The Ottawa stop was one of a handful of concerts in Canada this month, part of Wallen’s hugely popular One Night at a Time world tour. Thursday’s show attracted some 16,000 fans, generating such demand that ticket prices went through the roof, thanks to Ticketmaster’s dynamic pricing practice. Prices on the few remaining seats were in the $900 range the week before the concert, dropping to $400 or so by the day of the event.
Of course, feeding the demand is Wallen’s chart-topping, third studio album, One Thing at a Time, which came out this year with a string of hits making it the most popular country-music album of the year. The bulk of Thursday’s setlist came from that album, as well as a few songs from each of his two previous releases and one well-chosen cover song: a heartfelt rendition of Jason Isbell’s Cover Me Up.

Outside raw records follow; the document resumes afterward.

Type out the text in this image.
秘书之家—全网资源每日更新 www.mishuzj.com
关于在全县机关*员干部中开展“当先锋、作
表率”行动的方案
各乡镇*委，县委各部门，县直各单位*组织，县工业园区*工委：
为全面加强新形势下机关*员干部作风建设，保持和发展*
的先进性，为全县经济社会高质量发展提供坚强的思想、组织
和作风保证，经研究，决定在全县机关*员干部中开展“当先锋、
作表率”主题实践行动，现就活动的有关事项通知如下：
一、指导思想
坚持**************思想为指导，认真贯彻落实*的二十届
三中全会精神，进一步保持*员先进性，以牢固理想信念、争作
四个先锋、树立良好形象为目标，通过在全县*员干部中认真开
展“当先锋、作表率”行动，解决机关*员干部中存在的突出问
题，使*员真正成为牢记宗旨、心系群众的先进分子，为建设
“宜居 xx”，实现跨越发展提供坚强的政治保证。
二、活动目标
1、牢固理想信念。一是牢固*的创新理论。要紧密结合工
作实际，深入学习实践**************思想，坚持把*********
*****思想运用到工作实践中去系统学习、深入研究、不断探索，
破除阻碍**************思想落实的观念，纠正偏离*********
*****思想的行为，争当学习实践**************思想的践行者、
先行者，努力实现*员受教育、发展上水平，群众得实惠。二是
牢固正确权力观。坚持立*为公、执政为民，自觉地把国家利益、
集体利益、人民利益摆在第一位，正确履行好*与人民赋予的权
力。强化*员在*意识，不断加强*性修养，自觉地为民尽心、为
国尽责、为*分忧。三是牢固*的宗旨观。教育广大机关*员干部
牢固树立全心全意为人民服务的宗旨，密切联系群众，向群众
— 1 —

In a white T-shirt, jeans and ball cap over his recently shorn mullet, the mustachioed Wallen was a lively, athletic frontman who made good use of the vast stage, striding back and forth to connect with the crowd on opposite sides of the arena. The pleasant twang of his voice was well suited to his mid-tempo ballads about drinking and heartbreak, and while it’s a style that’s not particularly groundbreaking or original, it sure resonates with a generation raised on technology and longing for connection.
Between songs, Wallen had a lot to say about his roots and how he moved to Nashville to follow his dream of being a country music singer. He stuck to a non-political script, portraying himself as a simple guy who just wanted to sing about “things that mean a lot to me,” and was grateful that others related to his songs.
Not one person hollered at him to shut up and sing, but fans were definitely there for the music, on their feet singing and dancing to Wallen’s blend of rock and country, and going bonkers for hits like Everything I Love, Cowgirls (which also featured opening act, Ernest), Thinkin Bout Me, not to mention the Whiskey Glasses finale.
The crowd-pleasing spectacle came with a top-notch band and all the special effects of an arena-rock blowout, including video screens, fog, flames and a dazzling array of lights.
Overall, the show made it clear that Wallen is doing his best to distance himself from his alcohol-fuelled transgressions of the past, which included the use of a racial slur (after which he apologized, went into rehab and made donations to charity). On Thursday, we saw a wholesome and satisfying concert from an artist whose main messages involved loving your mama, following your dreams and appreciating your fans. If he can stay on track, he’s well on his way to becoming the next Garth Brooks.